Ночью всех арестовали. Сначала предъявили статью 58, пункты 8, 10, 11, но до суда дело не дошло, а Особое совещание дало профессору и его жене по три года, детям и гостям — по пять лет. Всем — за контрреволюционную деятельность. Доцент стал заведующим кафедрой…”

То, что увидел и прожил Чирков на Соловках, не отличается в сущности от того, что проживали и о чём свидетельствовали его солагерники. Однако взгляд подростка, невероятная его витальность, пытливость ума, способность не отчаиваться даже в самых экстремальных ситуациях позволили Чиркову написать настоящую “энциклопедию лагерных Соловков”, при этом опираясь на принцип, сформулированный Булгаковым:

“Что видишь, то и пиши, а чего не видишь, писать не следует”.

Первое, что поражает в этих мемуарах, помимо лёгкости слога и озорной, жизнерадостной интонации, с какой можно бы вспоминать институтские годы, но не годы тюрьмы, — осознанная установка автора на проживание лагерных злоключений как именно жизни, не как мучения. Текст Чиркова — не мартиролог (ни в прямом смысле, ни в смысле, который вкладывал в него Андрей Тарковский, ошибочно переводя это слово как “перечень страданий”). В книге Чиркова много и радости, и открытий, и изумлений. Никак не преукрашая реальность и выдавая порой совершенно пронзительные формулировки (“С болью… вспоминалось десятиминутное свидание перед отправкой. Две орущие и плачущие толпы, разделенные коридором из двойной решётки. С одной стороны заключённые, с другой — родственники. Между решётками ходит тюремщик. Дрожащий от сдерживаемых слёз подбородок папы и спокойно каменное лицо мамы с отчаянной тоской в глазах”), Чирков, тем не менее, ведёт повествование от лица человека неунывающего, с интересом и предвкушением смотрящего на мир.

“Ещё в тюрьме я принял железное решение: каждый день я должен что-то закладывать в голову и в сердце”, — так комментирует Чирков свою неутомимую любознательность и горячее желание жить, сразу же добавляя: “Последние дни пребывания на перпункте я изучал с инженером Питкевичем геометрию, инженер Шведов, недавно вернувшийся из эмиграции, восхищал рассказами о Париже.
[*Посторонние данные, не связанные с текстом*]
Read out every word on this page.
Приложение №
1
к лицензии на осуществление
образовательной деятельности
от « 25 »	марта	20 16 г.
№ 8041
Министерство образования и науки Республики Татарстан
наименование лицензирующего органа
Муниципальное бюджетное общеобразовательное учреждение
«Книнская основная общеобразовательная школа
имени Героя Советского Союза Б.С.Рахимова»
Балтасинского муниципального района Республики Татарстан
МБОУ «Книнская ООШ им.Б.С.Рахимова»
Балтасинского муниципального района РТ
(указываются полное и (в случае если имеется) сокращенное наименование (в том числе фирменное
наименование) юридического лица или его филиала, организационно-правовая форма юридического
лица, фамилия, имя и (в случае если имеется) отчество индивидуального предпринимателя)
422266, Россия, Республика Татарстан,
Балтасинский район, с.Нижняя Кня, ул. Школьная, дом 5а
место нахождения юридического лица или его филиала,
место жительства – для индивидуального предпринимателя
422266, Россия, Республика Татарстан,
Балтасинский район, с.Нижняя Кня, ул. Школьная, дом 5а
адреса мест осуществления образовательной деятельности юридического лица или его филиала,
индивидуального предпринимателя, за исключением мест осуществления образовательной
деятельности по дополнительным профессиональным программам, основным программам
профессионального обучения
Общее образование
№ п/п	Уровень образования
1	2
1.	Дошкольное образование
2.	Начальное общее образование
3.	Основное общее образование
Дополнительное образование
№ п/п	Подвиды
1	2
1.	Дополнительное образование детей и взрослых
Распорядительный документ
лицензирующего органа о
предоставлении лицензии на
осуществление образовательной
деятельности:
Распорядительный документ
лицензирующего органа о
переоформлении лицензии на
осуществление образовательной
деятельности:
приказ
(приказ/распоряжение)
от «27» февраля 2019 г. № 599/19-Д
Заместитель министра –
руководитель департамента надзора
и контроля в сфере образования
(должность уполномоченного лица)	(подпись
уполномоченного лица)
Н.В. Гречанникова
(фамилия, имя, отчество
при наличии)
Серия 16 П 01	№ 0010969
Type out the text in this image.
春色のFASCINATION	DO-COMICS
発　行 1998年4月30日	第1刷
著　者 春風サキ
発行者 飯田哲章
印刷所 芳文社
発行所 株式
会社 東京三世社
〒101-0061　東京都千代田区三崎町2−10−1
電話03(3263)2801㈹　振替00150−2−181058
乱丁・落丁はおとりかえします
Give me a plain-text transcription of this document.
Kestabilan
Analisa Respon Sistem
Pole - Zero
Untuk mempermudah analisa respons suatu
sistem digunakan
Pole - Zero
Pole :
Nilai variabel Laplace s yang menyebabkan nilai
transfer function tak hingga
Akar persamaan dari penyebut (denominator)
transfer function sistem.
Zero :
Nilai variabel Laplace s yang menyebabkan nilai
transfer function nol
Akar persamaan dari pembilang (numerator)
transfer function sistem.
Авиаконструктор Павел Альбертович Ивенсен рассказывал о межпланетных ракетах, первые из которых уже были испытаны под Москвой Цандером и Королевым”.

Его учителями стали люди, олицетворявшие собой знание, науку, интеллигентность, веру, открытый и чуткий взгляд на мир. В лагере Юра встретил людей, с которыми едва ли мог повстречаться простой советский школьник: князей и революционеров, профессоров и епископов, конструкторов и поэтов, дипломатов и генералов, сионистов и “беляков”, ксендзов, убийц, высоких партийцев, душевнобольных, даже одну настоящую людоедку. Его средой стали люди в основном выдающиеся — пусть не всегда в добре; чего на Соловках было трудно встретить, так это “серость и посредственность”, кроме разве что серой погоды.

“В хранилище вошел профессор П.А. Флоренский, сопровождаемый горбуном Ванагом. Я ранее несколько раз рассказывал своему Учителю про Флоренского, о котором он был наслышан в Риме в Грегорианском университете. Учитель высоко ценил знаменитый труд Павла Александровича «Столп и утверждение истины», который римский папа Бенедикт XV оценил как крупнейший вклад в теологию и философию. Я представил Учителя и профессора друг другу и с интересом наблюдал, как два знаменитых человека преодолевают свою застенчивость. Петр Иванович нашелся первый и обратился к Павлу Александровичу по-латыни, упомянув о какой-то пословице. Флоренский ответил по-латыни и перешел на немецкий. Вайгель ответил по-русски и упомянул о прекрасном иконостасе и некоторых иконах, затем разговор перешел на рукописи, и Павел Александрович попросил Ванага показать рукописи Авраамия Палицкого — келаря Троице-Сергиевой лавры, руководителя ее обороны в Смутное время. Ученые мужи углубились в рассматривание рукописи, оживленно обмениваясь замечаниями и впечатлениями”.

Работая в лагерной библиотеке, Чирков подружился с юристом Бобрищевым-Пушкиным, как бы играючи преподавшим мальчику основы конституционного и римского права, объяснившим идею презумпции невиновности и право не свидетельствовать против себя и близких, показавшееся тогда подростку “фантастическим”, а ныне, в 21 веке, закреплённое конституционной статьёй 51 (хотя и не потерявшее флёра невероятности).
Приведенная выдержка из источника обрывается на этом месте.